Amendement de la loi électorale : vers un retour de la dictature ?

C’est le flou total qui règne au sujet de la proposition d’amendement de la loi électorale. La tension avait atteint son paroxysme jeudi 13 juin 2019 à l’Assemblée des Représentants du Peuple (ARP), alors que les députés tentaient de trouver un consensus. Le quorum n’a pas été atteint, du moins, durant le vote car les députés étaient bel et bien présents.
Qu’en est-il de la proposition d’amendement qui interdit la candidature des propriétaires d’associations et qui viserait, particulièrement, Abir Moussi, présidente du Parti Destourien Libre, Nabil Karoui, propriétaire controversé de Nessma TV, et 3ich Tounsi ? Le député au sein du bloc Al-Horra de Machrou3 Tounes, Hsouna Nasfi, a assuré ce vendredi 14 juin 2019 qu’un tel texte n’existait pas, du moins pas officiellement. « Nous n’avons rien vu de tel en plénière. Aucune partie officielle n’a présenté de tels amendements. Je ne peux parler d’une quelconque proposition d’amendement tant qu’elle ne vient pas du gouvernement », a-t-il déclaré à Réalités Online.

Confusion et hésitation
Pourtant, des documents ont circulé concernant ces amendements. Ces documents, selon le député, n’ont rien d’officiel. « Ce sont des choses que j’ai vues pour la première fois », a-t-il ajouté. La seule proposition d’amendement qui a été évoquée en plénière, selon Hsouna Nasfi, porte sur le seuil des voix obtenus lors des élections permettant d’obtenir les financements de l’Etat pour la campagne électorale. « Nous avons déposé cette proposition il y a plusieurs mois, afin de ramener ce seuil à 3% au lieu de 5% dans l’objectif de ne pas exclure les petits partis », a-t-il expliqué.
D’autre part, le député a affirmé qu’aucun article n’était tombé hier en plénière, mais uniquement des propositions d’amendements.

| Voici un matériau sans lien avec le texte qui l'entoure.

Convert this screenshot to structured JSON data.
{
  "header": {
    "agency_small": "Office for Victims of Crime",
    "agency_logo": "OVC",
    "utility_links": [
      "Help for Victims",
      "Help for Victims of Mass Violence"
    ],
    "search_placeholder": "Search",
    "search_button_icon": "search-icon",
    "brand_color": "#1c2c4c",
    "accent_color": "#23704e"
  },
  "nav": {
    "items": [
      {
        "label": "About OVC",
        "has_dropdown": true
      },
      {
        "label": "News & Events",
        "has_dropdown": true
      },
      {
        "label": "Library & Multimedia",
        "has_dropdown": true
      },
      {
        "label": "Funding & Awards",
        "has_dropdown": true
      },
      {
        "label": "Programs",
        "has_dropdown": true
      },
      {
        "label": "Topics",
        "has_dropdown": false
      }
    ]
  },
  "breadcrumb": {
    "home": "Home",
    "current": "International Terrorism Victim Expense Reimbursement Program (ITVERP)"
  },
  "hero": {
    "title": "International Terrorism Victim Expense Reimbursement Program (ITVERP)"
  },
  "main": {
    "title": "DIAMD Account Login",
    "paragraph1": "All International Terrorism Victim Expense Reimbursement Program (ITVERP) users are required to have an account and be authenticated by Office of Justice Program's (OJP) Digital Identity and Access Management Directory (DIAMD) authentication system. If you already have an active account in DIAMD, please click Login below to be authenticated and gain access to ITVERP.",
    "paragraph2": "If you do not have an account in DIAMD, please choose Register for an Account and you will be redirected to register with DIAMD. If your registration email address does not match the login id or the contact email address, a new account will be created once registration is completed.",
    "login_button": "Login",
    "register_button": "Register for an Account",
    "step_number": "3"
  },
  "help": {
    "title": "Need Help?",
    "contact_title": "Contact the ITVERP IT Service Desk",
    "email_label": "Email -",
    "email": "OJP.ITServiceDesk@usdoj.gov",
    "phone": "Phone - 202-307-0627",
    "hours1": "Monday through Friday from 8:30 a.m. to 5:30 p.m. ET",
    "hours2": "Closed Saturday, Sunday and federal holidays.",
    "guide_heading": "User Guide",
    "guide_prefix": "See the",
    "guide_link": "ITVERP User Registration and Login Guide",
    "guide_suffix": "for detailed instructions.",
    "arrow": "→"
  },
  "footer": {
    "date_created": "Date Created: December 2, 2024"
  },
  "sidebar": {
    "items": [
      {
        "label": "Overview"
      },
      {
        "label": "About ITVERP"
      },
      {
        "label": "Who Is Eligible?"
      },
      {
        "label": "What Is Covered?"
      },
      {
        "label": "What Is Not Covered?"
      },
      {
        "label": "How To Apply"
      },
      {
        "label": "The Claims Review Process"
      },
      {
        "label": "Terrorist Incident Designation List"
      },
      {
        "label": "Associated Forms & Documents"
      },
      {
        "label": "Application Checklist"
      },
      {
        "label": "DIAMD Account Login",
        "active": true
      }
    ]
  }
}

Quant à une éventuelle nouvelle plénière en vue de l’examen de la loi électorale, aucune date n’a encore été fixée. Il faudra, sans doute, attendre la prochaine réunion du bureau de l’ARP qui tranchera.

Les députés se contredisent
Il est difficile de prendre au sérieux les affirmations du député, sachant que les amendements relatifs à l’exclusion de certains profils des élections existent bel et bien. D’ailleurs, Mohamed Ben Salem, député d’Ennahdha, a confirmé – peut-être involontairement – l’existence du texte. « Partout dans le monde, il est interdit de faire l’apologie du terrorisme, des terroristes, des régimes dictatoriaux et de la torture. Le projet de loi se trouve au bureau de l’ARP depuis 18 mois et les nouvelles propositions ont été formulées depuis quelques mois et avant même les derniers sondages d’opinions [de Sigma Conseil] », a-t-il déclaré dans La Matinale de Shems FM ce vendredi 14 juin 2019.
Qu’est-ce qui explique une telle hésitation chez les députés ? L’amendement controversé existe bel et bien et s’il passe, il constituera un coup dur pour notre démocratie – sans tenir compte du profil de Nabil Karoui ou autre -. On ne peut empêcher quiconque de s’exprimer et de se porter candidat aux élections, à moins que nous nous trouvions, sans le savoir, dans un régime dictatorial. Le reste, pour tout ce qui concerne la régulation et la lutte contre les abus, nous aurons besoin d’une justice intransigeante et d’instances nationales fortes. Deux composantes que nous n’avons pas pour le moment.